The whittling-down of state support for peasant agriculture in India under neoliberalism has resulted in more than 400,000 farmers taking their own lives since 1995. Protests against the policies that led to this catastrophe have intensified in the past few years: the communist-led All India Kisan Sabha (AIKS; All India Peasant Union), for instance, raised the slogan ‘No to suicide; Unite to fight’ and worked to build an ‘issue-based unity’ among farmers’ organisations focused on combatting the neoliberal assault. It played a major role in the formation of the All India Kisan Sangharsh Coordination Committee (AIKSCC; All India Farmers’ Struggle Coordination Committee), a coalition of more than two hundred farmers’ organisations, after six farmers were killed in in police firing at Mandsaur in the BJP-ruled state of Madhya Pradesh in 2017.

The AIKSCC, other organisations like the Kirti Kisan Union, and various factions of the Bharatiya Kisan Union (BKU) became the core of the SKM. Farmers’ organisations campaigned in villages to mobilise farmers and agricultural workers. The role of the BKU factions were particularly important in Punjab and Western Uttar Pradesh, while the AIKS played a major role in mobilising people in Rajasthan and Haryana, and in organising protests in most other states, including Maharashtra, Kerala, and West Bengal.

The agitation was also supported by the Joint Platform of Central Trade Unions in India. The march to Delhi on 26 November 2020 itself coincided with a general strike, and the calls by farmers’ organisations for three country-wide shutdowns—on 8 December 2020, 26 March 2021, and 27 September 2021—were backed by workers’ trade unions.
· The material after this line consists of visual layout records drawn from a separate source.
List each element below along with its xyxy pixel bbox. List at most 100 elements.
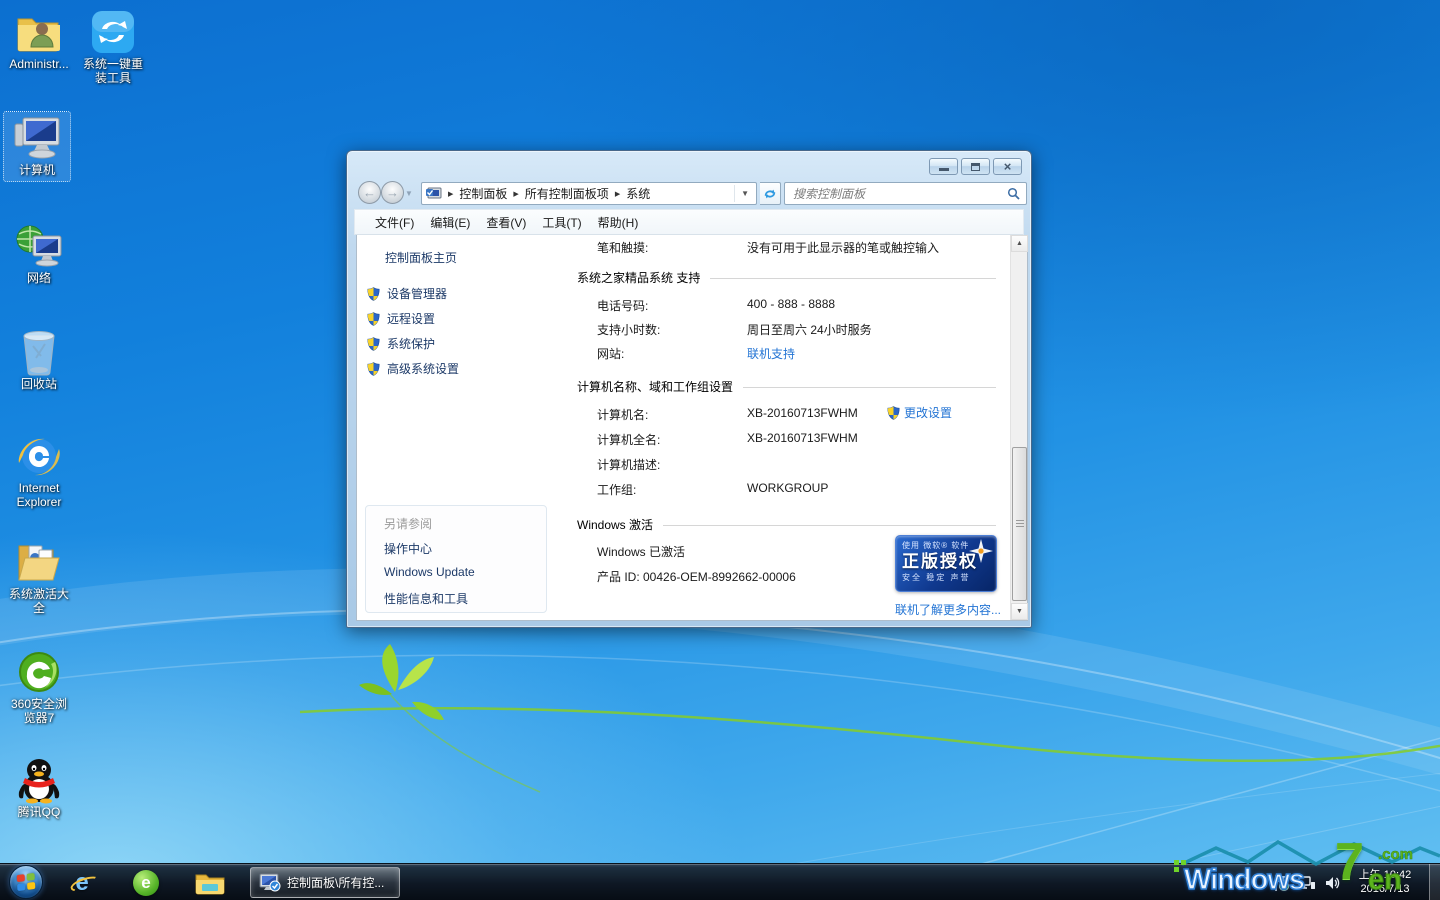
- taskbar-clock[interactable]: 上午 10:42 2016/7/13: [1344, 864, 1426, 900]
- menu-tools[interactable]: 工具(T): [534, 211, 589, 234]
- sidebar-windows-update[interactable]: Windows Update: [384, 565, 475, 579]
- full-computer-name-value: XB-20160713FWHM: [747, 431, 858, 445]
- address-dropdown-icon[interactable]: ▼: [734, 185, 752, 202]
- scroll-up-arrow[interactable]: ▲: [1011, 235, 1028, 252]
- taskbar-ie-button[interactable]: e: [62, 867, 102, 898]
- desktop-icon-label: 系统一键重装工具: [80, 58, 146, 86]
- windows-logo-icon: [17, 873, 36, 891]
- refresh-button[interactable]: [760, 182, 781, 205]
- breadcrumb-system[interactable]: 系统: [626, 185, 650, 202]
- genuine-microsoft-badge[interactable]: 使用 微软® 软件 正版授权 安全 稳定 声誉: [895, 535, 997, 592]
- breadcrumb-all-items[interactable]: 所有控制面板项: [525, 185, 609, 202]
- desktop-icon-activation-collection[interactable]: 系统激活大全: [6, 538, 72, 616]
- desktop-icon-label: 计算机: [4, 164, 70, 178]
- caption-buttons: ×: [929, 158, 1022, 175]
- close-button[interactable]: ×: [993, 158, 1022, 175]
- breadcrumb-arrow-icon: ▶: [513, 190, 518, 198]
- desktop-icon-reinstall-tool[interactable]: 系统一键重装工具: [80, 8, 146, 86]
- forward-button[interactable]: →: [381, 181, 404, 204]
- network-icon: [15, 222, 63, 270]
- change-settings-link[interactable]: 更改设置: [904, 404, 952, 421]
- product-id: 产品 ID: 00426-OEM-8992662-00006: [597, 568, 796, 585]
- sidebar-task-label: 设备管理器: [387, 285, 447, 302]
- refresh-icon: [763, 187, 777, 201]
- sidebar-remote-settings[interactable]: 远程设置: [367, 310, 435, 327]
- see-also-title: 另请参阅: [384, 515, 432, 532]
- sidebar-advanced-system-settings[interactable]: 高级系统设置: [367, 360, 459, 377]
- desktop-icon-network[interactable]: 网络: [6, 222, 72, 286]
- system-control-panel-window: × ← → ▼ ▶ 控制面板 ▶ 所有控制面板项 ▶ 系统 ▼: [346, 150, 1032, 628]
- user-folder-icon: [15, 8, 63, 56]
- computer-name-section-title: 计算机名称、域和工作组设置: [577, 378, 733, 395]
- sidebar-task-label: 系统保护: [387, 335, 435, 352]
- menu-file[interactable]: 文件(F): [367, 211, 422, 234]
- uac-shield-icon: [367, 287, 380, 301]
- volume-tray-icon[interactable]: [1324, 875, 1340, 891]
- show-desktop-button[interactable]: [1429, 864, 1440, 900]
- control-panel-icon: [426, 187, 442, 201]
- network-tray-icon[interactable]: [1298, 875, 1316, 891]
- address-bar[interactable]: ▶ 控制面板 ▶ 所有控制面板项 ▶ 系统 ▼: [421, 182, 757, 205]
- folder-icon: [195, 871, 225, 895]
- scrollbar-thumb[interactable]: [1012, 447, 1027, 601]
- desktop-icon-label: Administr...: [6, 58, 72, 72]
- taskbar-active-window-button[interactable]: 控制面板\所有控...: [250, 867, 400, 898]
- desktop-icon-recycle-bin[interactable]: 回收站: [6, 328, 72, 392]
- maximize-button[interactable]: [961, 158, 990, 175]
- pen-touch-value: 没有可用于此显示器的笔或触控输入: [747, 239, 939, 256]
- ie-icon: e: [75, 869, 88, 897]
- recent-pages-chevron[interactable]: ▼: [405, 189, 413, 198]
- maximize-icon: [971, 163, 980, 171]
- computer-name-value: XB-20160713FWHM: [747, 406, 858, 420]
- desktop-icon-administrator[interactable]: Administr...: [6, 8, 72, 72]
- change-settings[interactable]: 更改设置: [887, 404, 952, 421]
- vertical-scrollbar[interactable]: ▲ ▼: [1010, 235, 1027, 620]
- close-icon: ×: [1004, 160, 1012, 173]
- badge-line3: 安全 稳定 声誉: [902, 573, 990, 583]
- search-icon[interactable]: [1007, 187, 1020, 200]
- desktop-icon-internet-explorer[interactable]: Internet Explorer: [6, 432, 72, 510]
- taskbar-360-browser-button[interactable]: e: [126, 867, 166, 898]
- full-computer-name-label: 计算机全名:: [597, 431, 660, 448]
- recycle-bin-icon: [15, 328, 63, 376]
- minimize-button[interactable]: [929, 158, 958, 175]
- computer-name-section-header: 计算机名称、域和工作组设置: [577, 378, 996, 395]
- search-input[interactable]: [791, 186, 1007, 202]
- 360-browser-icon: [15, 648, 63, 696]
- sidebar-device-manager[interactable]: 设备管理器: [367, 285, 447, 302]
- back-button[interactable]: ←: [358, 181, 381, 204]
- pen-touch-label: 笔和触摸:: [597, 239, 648, 256]
- 360-browser-icon: e: [133, 870, 159, 896]
- navigation-bar: ← → ▼ ▶ 控制面板 ▶ 所有控制面板项 ▶ 系统 ▼: [347, 178, 1031, 209]
- ie-icon: [15, 432, 63, 480]
- desktop-icon-360-browser[interactable]: 360安全浏览器7: [6, 648, 72, 726]
- desktop-icon-qq[interactable]: 腾讯QQ: [6, 756, 72, 820]
- activation-section-title: Windows 激活: [577, 516, 653, 533]
- workgroup-value: WORKGROUP: [747, 481, 828, 495]
- sidebar-control-panel-home[interactable]: 控制面板主页: [385, 249, 457, 266]
- support-hours-value: 周日至周六 24小时服务: [747, 321, 872, 338]
- phone-label: 电话号码:: [597, 297, 648, 314]
- window-client-area: 控制面板主页 设备管理器 远程设置: [356, 235, 1028, 621]
- online-support-link[interactable]: 联机支持: [747, 345, 795, 362]
- active-task-label: 控制面板\所有控...: [287, 874, 384, 891]
- sidebar-task-label: 高级系统设置: [387, 360, 459, 377]
- start-button[interactable]: [9, 865, 43, 899]
- search-box: [784, 182, 1027, 205]
- taskbar-explorer-button[interactable]: [190, 867, 230, 898]
- menu-help[interactable]: 帮助(H): [590, 211, 647, 234]
- sidebar-system-protection[interactable]: 系统保护: [367, 335, 435, 352]
- menu-view[interactable]: 查看(V): [478, 211, 534, 234]
- learn-more-online-link[interactable]: 联机了解更多内容...: [895, 601, 1001, 618]
- desktop-icon-computer[interactable]: 计算机: [4, 112, 70, 181]
- breadcrumb-control-panel[interactable]: 控制面板: [459, 185, 507, 202]
- sidebar-action-center[interactable]: 操作中心: [384, 540, 432, 557]
- phone-value: 400 - 888 - 8888: [747, 297, 835, 311]
- action-center-flag-icon[interactable]: [1272, 874, 1290, 892]
- minimize-icon: [939, 168, 949, 171]
- scroll-down-arrow[interactable]: ▼: [1011, 603, 1028, 620]
- desktop-icon-label: 系统激活大全: [6, 588, 72, 616]
- sidebar-task-label: 远程设置: [387, 310, 435, 327]
- sidebar-performance-tools[interactable]: 性能信息和工具: [384, 590, 468, 607]
- menu-edit[interactable]: 编辑(E): [422, 211, 478, 234]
Importantly, the class-based mobilisation has contributed to healing fractured bonds between Hindus and Muslims in regions like Muzaffarnagar in Western Uttar Pradesh, which was ravaged by riots in 2013. Large numbers of women also participated in the agitation—many for the first time—including in regions where feudal culture rules the roost: they gave speeches, wrote and performed songs, and mobilised people. Thus the farmers’ agitation also proved an important step forward in the struggle to democratise society itself.

Battles Ahead

While the SKM has suspended the siege of Delhi, it has made clear that the farmers’ struggle is not over. It did not end the agitation immediately after the repeal of the three farm laws, instead waiting for the government to accept its other major demands as well. These included the withdrawal of about 48,000 cases filed against protesting farmers in the past twelve months, and the provision of compensation to the kin of farmers who died at the protests—both of which the government has conceded.

The toughest pending demand—one which the farmers’ organisations consider especially important—is securing the MSP as a legal entitlement for all farmers. The government has agreed to set up a committee to discuss the issue, and the SKM has said that the struggle for the enactment of a law for MSP will continue.

Perhaps most crucially, the farmers’ agitation has squarely identified the fascist Rashtriya Swayamsevak Sangh (RSS; the parent organisation of the BJP) and the big corporates profiting from neoliberal policies as the people’s enemies. Boycotts against the products and outlets of major corporate bodies Reliance and Adani, and struggle against the RSS’s politics of division and religious hatred, have both been integral elements of the agitation.

If these victories and the class-based unity forged during the agitation are taken forward, as farmers’ organisations and workers’ trade unions intend, there will be far-reaching ramifications for many of the battles facing India today—against privatisation, against anti-worker laws, against fuel price hikes, and against other neoliberal policies. India’s working people have been hit hard in the past three decades: this is a chance to break that cycle.